Durante un encuentro con miembros de la confederación, el dignatario expresó sus respetos por la labor desplegada en aras de hacer posible un mundo sin armas nucleares.
La conversación giró en torno al entendimiento del daño generado por las bombas atómicas y la necesidad de un mundo libre de este tipo de armas, algo en lo que juegan un papel de peso los gobiernos.
Una vez más, los miembros de la organización compartieron sus experiencias del bombardeo y solicitaron al Ejecutivo japonés que indemnice a las víctimas de aquel suceso, con secuelas hasta nuestros días.
La decisión de Estados Unidos de dejar caer bombas atómicas sobre las poblaciones civiles de Hiroshima y Nagasaki, el 6 y 9 de agosto de 1945, respectivamente, ha sido cuestionada durante años por numerosos historiadores.
Tal disposición la adoptó el gobierno norteamericano al final de la Segunda Guerra Mundial (1939-1945), cuando la contienda ya estaba casi ganada por los aliados (Estados Unidos, Reino Unido, Francia y la entonces Unión Soviética).

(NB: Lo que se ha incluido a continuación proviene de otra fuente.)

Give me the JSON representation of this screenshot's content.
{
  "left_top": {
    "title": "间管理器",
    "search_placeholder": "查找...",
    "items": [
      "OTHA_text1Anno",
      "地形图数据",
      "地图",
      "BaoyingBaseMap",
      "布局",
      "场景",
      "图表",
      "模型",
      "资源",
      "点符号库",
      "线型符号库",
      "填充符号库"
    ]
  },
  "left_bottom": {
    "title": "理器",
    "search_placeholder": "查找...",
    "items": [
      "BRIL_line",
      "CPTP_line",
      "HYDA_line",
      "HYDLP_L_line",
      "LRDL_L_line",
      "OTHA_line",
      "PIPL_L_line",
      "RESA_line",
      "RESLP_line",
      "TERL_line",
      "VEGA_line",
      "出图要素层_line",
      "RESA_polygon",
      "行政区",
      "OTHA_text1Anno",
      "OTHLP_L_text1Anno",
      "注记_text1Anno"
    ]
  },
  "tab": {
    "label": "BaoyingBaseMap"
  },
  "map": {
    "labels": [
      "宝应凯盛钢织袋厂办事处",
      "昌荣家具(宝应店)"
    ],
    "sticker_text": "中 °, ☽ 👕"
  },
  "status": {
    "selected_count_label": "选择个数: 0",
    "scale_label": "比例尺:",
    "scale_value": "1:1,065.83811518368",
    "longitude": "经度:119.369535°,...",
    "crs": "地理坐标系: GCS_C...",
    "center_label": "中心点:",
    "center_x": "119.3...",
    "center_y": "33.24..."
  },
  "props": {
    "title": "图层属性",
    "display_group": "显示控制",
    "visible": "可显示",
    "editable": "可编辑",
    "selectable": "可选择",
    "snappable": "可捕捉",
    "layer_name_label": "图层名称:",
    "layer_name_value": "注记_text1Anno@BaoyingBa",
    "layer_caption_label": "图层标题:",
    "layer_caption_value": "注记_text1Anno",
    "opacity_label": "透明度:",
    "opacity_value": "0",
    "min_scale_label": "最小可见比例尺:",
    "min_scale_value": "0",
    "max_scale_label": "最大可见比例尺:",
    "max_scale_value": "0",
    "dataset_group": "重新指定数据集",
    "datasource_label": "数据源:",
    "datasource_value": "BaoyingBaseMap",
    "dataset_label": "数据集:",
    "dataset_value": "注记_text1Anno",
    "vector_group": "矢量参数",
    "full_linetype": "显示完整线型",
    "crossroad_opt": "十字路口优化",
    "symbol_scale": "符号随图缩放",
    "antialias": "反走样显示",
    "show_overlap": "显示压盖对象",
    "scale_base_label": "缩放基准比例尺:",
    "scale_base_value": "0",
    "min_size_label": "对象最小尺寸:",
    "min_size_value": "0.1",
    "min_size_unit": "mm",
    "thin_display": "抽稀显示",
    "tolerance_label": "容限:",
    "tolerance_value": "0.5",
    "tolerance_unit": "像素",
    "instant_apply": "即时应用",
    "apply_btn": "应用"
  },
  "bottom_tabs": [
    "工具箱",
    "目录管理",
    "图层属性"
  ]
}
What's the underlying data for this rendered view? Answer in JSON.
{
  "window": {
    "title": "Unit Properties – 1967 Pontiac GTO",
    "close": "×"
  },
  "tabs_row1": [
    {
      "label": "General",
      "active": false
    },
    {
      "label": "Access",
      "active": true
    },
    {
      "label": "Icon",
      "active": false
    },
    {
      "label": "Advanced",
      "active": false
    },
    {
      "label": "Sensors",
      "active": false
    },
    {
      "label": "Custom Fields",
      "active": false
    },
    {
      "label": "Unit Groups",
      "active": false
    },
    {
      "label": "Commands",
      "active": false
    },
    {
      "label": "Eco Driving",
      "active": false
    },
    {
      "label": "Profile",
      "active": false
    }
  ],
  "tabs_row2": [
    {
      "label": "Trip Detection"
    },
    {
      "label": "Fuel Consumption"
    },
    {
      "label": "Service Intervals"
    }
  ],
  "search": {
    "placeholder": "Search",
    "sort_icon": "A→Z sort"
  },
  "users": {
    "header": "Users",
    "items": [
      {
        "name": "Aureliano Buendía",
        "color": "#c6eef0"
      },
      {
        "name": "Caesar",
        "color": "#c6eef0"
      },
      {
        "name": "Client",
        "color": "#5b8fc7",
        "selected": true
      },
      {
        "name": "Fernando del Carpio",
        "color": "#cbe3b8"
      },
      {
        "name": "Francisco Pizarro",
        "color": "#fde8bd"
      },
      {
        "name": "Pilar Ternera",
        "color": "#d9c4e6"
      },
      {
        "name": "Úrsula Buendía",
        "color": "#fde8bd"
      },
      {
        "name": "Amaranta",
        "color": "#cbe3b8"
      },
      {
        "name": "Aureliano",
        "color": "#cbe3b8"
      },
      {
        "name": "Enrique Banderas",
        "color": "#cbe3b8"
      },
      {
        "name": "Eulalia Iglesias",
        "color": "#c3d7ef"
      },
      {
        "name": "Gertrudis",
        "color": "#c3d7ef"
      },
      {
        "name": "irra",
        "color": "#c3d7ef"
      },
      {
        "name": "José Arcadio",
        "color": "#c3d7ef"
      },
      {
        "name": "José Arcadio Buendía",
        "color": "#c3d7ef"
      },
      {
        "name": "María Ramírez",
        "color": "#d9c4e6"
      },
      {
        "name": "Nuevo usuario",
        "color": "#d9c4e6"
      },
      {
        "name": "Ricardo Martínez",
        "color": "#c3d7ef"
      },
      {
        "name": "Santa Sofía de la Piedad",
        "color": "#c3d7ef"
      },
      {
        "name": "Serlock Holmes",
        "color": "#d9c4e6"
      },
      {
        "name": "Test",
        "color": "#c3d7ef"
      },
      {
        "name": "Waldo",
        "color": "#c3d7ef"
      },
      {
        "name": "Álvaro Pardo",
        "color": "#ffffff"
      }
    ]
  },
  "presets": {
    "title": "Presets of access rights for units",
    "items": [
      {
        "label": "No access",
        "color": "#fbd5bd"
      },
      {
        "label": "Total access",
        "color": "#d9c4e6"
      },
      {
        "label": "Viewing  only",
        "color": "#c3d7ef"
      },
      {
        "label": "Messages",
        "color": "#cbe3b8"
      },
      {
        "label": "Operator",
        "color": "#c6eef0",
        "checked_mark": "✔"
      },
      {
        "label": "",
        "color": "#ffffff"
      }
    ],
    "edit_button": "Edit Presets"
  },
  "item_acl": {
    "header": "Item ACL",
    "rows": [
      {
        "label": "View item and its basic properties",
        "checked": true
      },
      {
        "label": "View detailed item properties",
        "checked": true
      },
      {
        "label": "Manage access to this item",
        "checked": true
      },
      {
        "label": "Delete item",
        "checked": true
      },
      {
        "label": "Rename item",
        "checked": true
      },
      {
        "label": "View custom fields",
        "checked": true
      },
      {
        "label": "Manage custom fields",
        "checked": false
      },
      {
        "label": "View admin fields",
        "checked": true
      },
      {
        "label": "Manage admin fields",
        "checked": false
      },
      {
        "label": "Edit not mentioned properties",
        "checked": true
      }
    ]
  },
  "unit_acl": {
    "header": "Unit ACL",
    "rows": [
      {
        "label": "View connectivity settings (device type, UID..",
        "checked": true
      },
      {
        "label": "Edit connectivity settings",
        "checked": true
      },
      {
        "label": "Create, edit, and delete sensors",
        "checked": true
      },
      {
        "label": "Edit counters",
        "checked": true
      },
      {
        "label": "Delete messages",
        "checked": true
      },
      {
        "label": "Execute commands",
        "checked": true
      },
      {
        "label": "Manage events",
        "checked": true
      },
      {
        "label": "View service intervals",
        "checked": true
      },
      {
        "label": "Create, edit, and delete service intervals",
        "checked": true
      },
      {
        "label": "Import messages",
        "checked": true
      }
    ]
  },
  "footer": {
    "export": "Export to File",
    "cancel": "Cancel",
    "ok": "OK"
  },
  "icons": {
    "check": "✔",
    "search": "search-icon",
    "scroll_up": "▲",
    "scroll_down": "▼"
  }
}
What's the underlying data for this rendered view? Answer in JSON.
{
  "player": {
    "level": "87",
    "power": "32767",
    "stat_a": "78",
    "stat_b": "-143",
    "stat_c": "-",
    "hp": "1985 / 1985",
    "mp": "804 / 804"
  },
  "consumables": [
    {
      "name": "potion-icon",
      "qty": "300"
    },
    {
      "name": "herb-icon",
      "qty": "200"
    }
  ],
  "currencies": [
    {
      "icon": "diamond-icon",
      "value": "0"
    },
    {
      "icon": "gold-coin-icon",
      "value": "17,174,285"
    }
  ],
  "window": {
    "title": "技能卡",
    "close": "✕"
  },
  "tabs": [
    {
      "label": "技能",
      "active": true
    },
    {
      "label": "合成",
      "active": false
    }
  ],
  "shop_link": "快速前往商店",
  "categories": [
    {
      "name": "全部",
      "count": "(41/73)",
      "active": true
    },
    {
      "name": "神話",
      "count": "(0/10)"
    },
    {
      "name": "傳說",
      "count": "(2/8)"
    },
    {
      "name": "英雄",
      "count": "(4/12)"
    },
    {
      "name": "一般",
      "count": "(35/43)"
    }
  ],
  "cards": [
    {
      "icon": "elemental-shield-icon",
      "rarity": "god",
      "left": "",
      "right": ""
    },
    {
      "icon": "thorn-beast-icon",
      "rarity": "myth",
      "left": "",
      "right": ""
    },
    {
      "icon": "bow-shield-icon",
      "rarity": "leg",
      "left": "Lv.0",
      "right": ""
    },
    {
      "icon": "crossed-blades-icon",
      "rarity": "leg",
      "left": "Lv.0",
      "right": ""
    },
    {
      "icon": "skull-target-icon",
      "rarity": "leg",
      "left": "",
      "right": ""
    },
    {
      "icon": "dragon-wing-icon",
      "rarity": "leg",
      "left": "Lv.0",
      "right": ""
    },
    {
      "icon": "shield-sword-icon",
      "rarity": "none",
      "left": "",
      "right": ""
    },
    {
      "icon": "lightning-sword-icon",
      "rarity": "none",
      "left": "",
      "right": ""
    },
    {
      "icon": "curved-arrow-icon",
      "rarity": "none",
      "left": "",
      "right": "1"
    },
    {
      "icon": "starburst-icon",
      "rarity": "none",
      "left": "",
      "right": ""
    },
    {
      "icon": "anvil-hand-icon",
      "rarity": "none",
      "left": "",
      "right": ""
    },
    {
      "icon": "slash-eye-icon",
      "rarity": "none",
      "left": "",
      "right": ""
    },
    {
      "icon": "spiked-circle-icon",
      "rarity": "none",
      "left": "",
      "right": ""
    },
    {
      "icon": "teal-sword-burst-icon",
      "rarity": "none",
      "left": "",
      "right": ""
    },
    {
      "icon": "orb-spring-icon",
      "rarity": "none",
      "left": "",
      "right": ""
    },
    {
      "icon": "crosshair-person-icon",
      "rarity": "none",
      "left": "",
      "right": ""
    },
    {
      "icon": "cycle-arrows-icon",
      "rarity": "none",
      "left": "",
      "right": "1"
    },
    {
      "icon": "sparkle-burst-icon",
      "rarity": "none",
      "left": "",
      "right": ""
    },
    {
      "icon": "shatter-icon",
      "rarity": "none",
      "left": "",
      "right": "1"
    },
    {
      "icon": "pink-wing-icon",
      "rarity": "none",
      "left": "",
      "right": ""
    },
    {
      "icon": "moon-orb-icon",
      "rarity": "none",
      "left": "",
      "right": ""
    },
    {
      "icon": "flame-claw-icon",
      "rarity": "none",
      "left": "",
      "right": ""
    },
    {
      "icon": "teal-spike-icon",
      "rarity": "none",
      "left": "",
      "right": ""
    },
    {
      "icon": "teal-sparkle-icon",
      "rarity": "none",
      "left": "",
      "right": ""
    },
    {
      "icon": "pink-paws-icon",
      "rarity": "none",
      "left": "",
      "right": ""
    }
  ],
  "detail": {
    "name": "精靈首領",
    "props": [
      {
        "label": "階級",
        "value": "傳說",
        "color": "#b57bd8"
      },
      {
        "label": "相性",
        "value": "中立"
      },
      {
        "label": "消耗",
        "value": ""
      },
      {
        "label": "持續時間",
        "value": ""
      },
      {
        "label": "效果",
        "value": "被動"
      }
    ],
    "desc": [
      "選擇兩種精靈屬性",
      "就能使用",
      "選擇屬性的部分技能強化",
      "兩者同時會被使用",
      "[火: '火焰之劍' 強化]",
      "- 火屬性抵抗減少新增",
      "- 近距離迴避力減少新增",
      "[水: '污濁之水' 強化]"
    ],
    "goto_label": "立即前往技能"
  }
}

Sin dudas, la masacre determinó la rendición incondicional del Japón militarista; pero el costo humano se sigue pagando todavía.
Aproximadamente 66 mil personas perdieron la vida en Hiroshima al instante de la explosión del 6 de agosto de 1945; mientras en Nagasaki, tres días después, la cifra se aproximó a 70 mil.
Cientos de miles de pobladores -la mayoría mujeres y niños- murieron con el tiempo a consecuencia de la radiación.
En Japón, cada año, en esas fechas, a la hora local exacta de la explosión, se guarda un minuto de silencio y, luego, se depositan ofrendas de flores y agua en memoria de los fallecidos y los sobrevivientes.
Muchos de ellos, en los días posteriores a la tragedia, pedían desesperadamente agua para calmar la sed generada por tantas quemaduras internas y externas, de ahí que el líquido vital se haya convertido en un símbolo de aquel triste momento.